Gordon Parks Arts Hall opens at Lab School with new art exhibits

The George Lucas Family Foundation pledged $25 million to the Laboratory Schools to finance the creation of the Arts Hall.

By Peyton Alie

Students at the University of Chicago Laboratory Schools have new opportunities to learn about the arts at the Gordon Parks Arts Hall, which opened this fall on East 58th Street and South Kimbark Avenue.

Last year, the George Lucas Family Foundation pledged $25 million to the Laboratory Schools to finance the creation of the Arts Hall. The grant was the culmination of the Lab+ Campaign, which raised more than double its original $40 million goal in support of the Laboratory Schools.

A three-story, 86,000 square foot building, the Arts Hall provides new performance halls, studios, and rehearsal spaces for student artists, allowing the Laboratory Schools to offer wider opportunities in art education.
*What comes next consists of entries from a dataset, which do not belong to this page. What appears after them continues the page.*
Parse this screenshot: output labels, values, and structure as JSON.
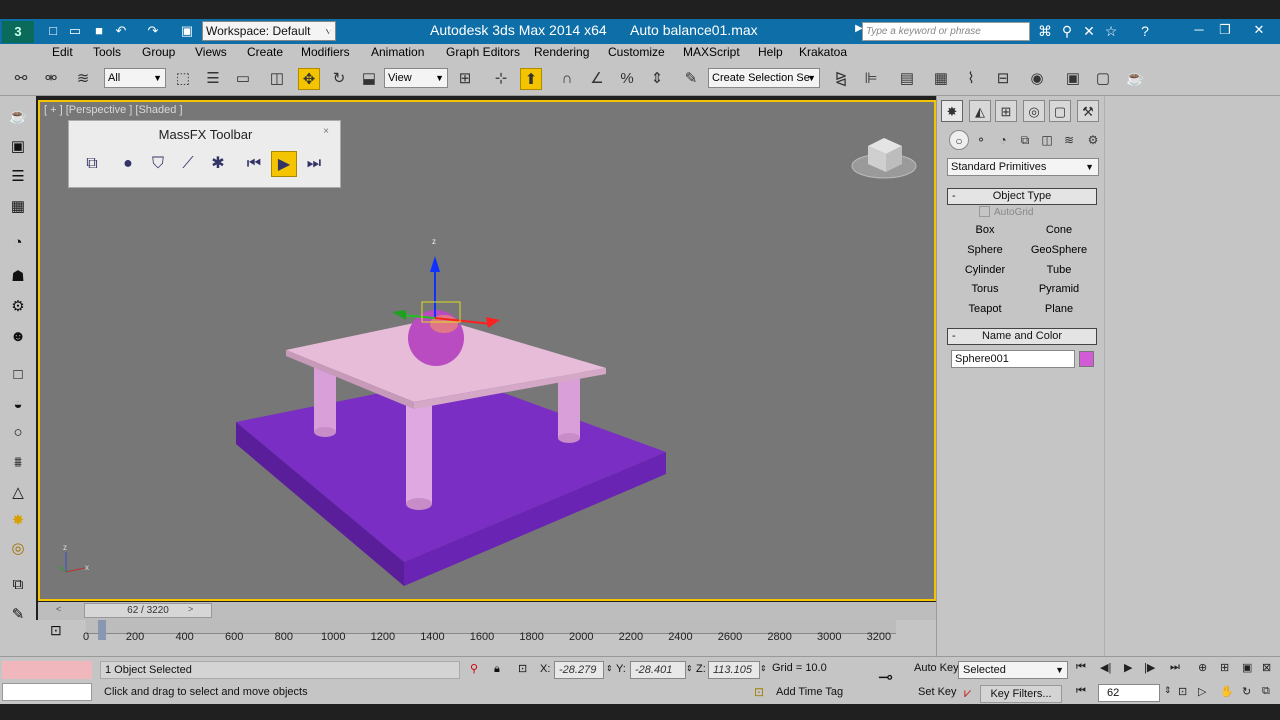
{
  "titlebar": {
    "logo": "3",
    "workspace": "Workspace: Default",
    "app_title": "Autodesk 3ds Max  2014 x64",
    "file_title": "Auto balance01.max",
    "search_placeholder": "Type a keyword or phrase"
  },
  "menu": [
    "Edit",
    "Tools",
    "Group",
    "Views",
    "Create",
    "Modifiers",
    "Animation",
    "Graph Editors",
    "Rendering",
    "Customize",
    "MAXScript",
    "Help",
    "Krakatoa"
  ],
  "toolbar": {
    "filter": "All",
    "ref_coord": "View",
    "named_selection": "Create Selection Se"
  },
  "viewport": {
    "label": "[ + ] [Perspective ] [Shaded ]",
    "massfx_title": "MassFX Toolbar",
    "close": "×",
    "gizmo_z": "z",
    "axis_z": "z",
    "axis_x": "x"
  },
  "command_panel": {
    "category": "Standard Primitives",
    "object_type_title": "Object Type",
    "autogrid": "AutoGrid",
    "buttons": [
      "Box",
      "Cone",
      "Sphere",
      "GeoSphere",
      "Cylinder",
      "Tube",
      "Torus",
      "Pyramid",
      "Teapot",
      "Plane"
    ],
    "name_color_title": "Name and Color",
    "object_name": "Sphere001",
    "object_color": "#d25cd6",
    "rollout_minus": "-"
  },
  "time_slider": {
    "label": "62 / 3220"
  },
  "track_ticks": [
    "0",
    "200",
    "400",
    "600",
    "800",
    "1000",
    "1200",
    "1400",
    "1600",
    "1800",
    "2000",
    "2200",
    "2400",
    "2600",
    "2800",
    "3000",
    "3200"
  ],
  "status": {
    "selected": "1 Object Selected",
    "prompt": "Click and drag to select and move objects",
    "x_label": "X:",
    "x": "-28.279",
    "y_label": "Y:",
    "y": "-28.401",
    "z_label": "Z:",
    "z": "113.105",
    "grid": "Grid = 10.0",
    "add_time_tag": "Add Time Tag",
    "auto_key": "Auto Key",
    "set_key": "Set Key",
    "selected_set": "Selected",
    "key_filters": "Key Filters...",
    "frame": "62"
  }
}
George Lucas, creator of the Star Wars and Indiana Jones franchises and president of the George Lucas Family Foundation, and Mellody Hobson, president of Chicago-based investment firm Ariel Investments and Lucas’ wife, requested that the building be named in honor of Gordon Parks, the first black staff writer and photographer for Life magazine. Parks is known for his photography of the Civil Rights Movement and daily life under racial segregation.

To commemorate the opening of the Arts Hall, Hobson and Lucas organized a panel of artists, including director Francis Ford Coppola, artist Theaster Gates, artist Jeff Koons, singer Janelle Monáe, and actor Samuel L. Jackson, on October 2.  The panelists discussed the obstacles they overcame in their careers and the ability of art to promote understanding and inclusion.
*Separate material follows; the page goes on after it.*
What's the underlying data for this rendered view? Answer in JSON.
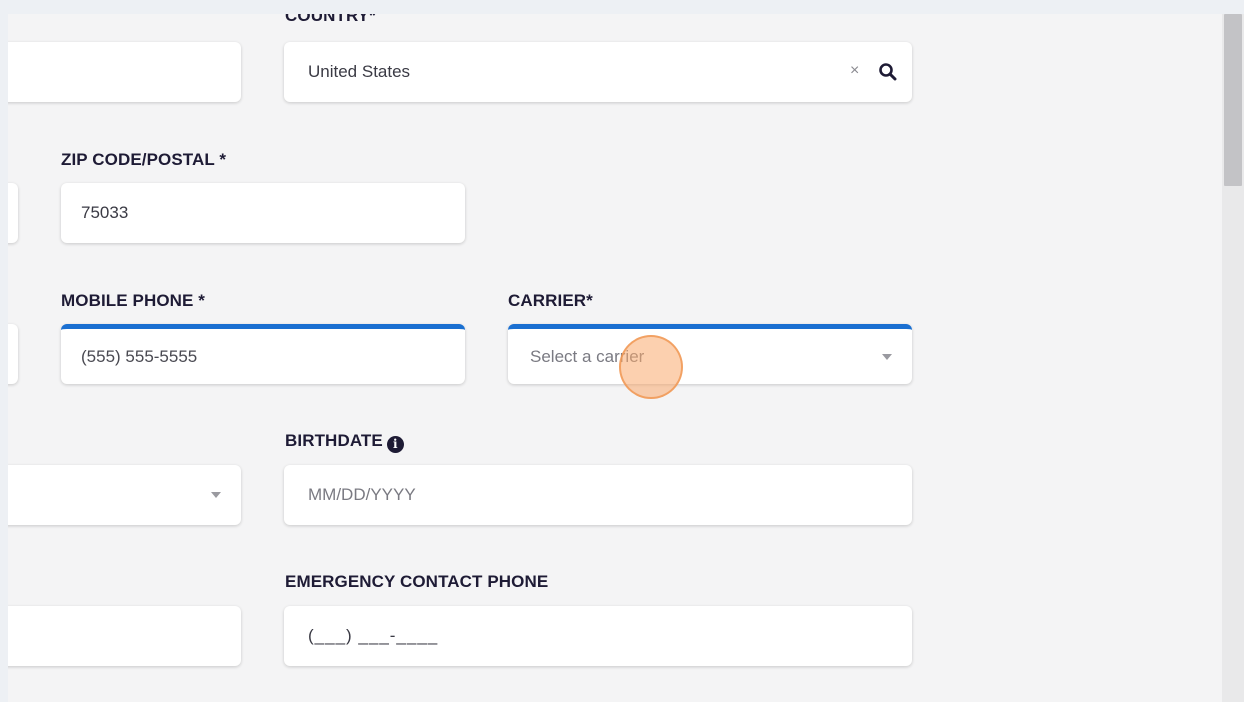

The next day, the celebration continued with an open house featuring representatives from the Gordon Parks Arts Foundation and members of Parks’ family. At the open house, Laboratory Schools director Robin Appleby praised Parks’ dedication to overcoming obstacles and commitment to social justice and encouraged students to draw inspiration from him.

The Laboratory Schools have also planned curricula related to Parks’ work. Faculty members read Parks’ memoir, A Hungry Heart, over the summer. Lower school students are sketching Life magazine cover images inspired by Parks’s photography, while middle school students are designing political posters and high school students are creating mixed-media art projects about race in America. Students also visited an exhibition of Parks’ work at the Arts Hall.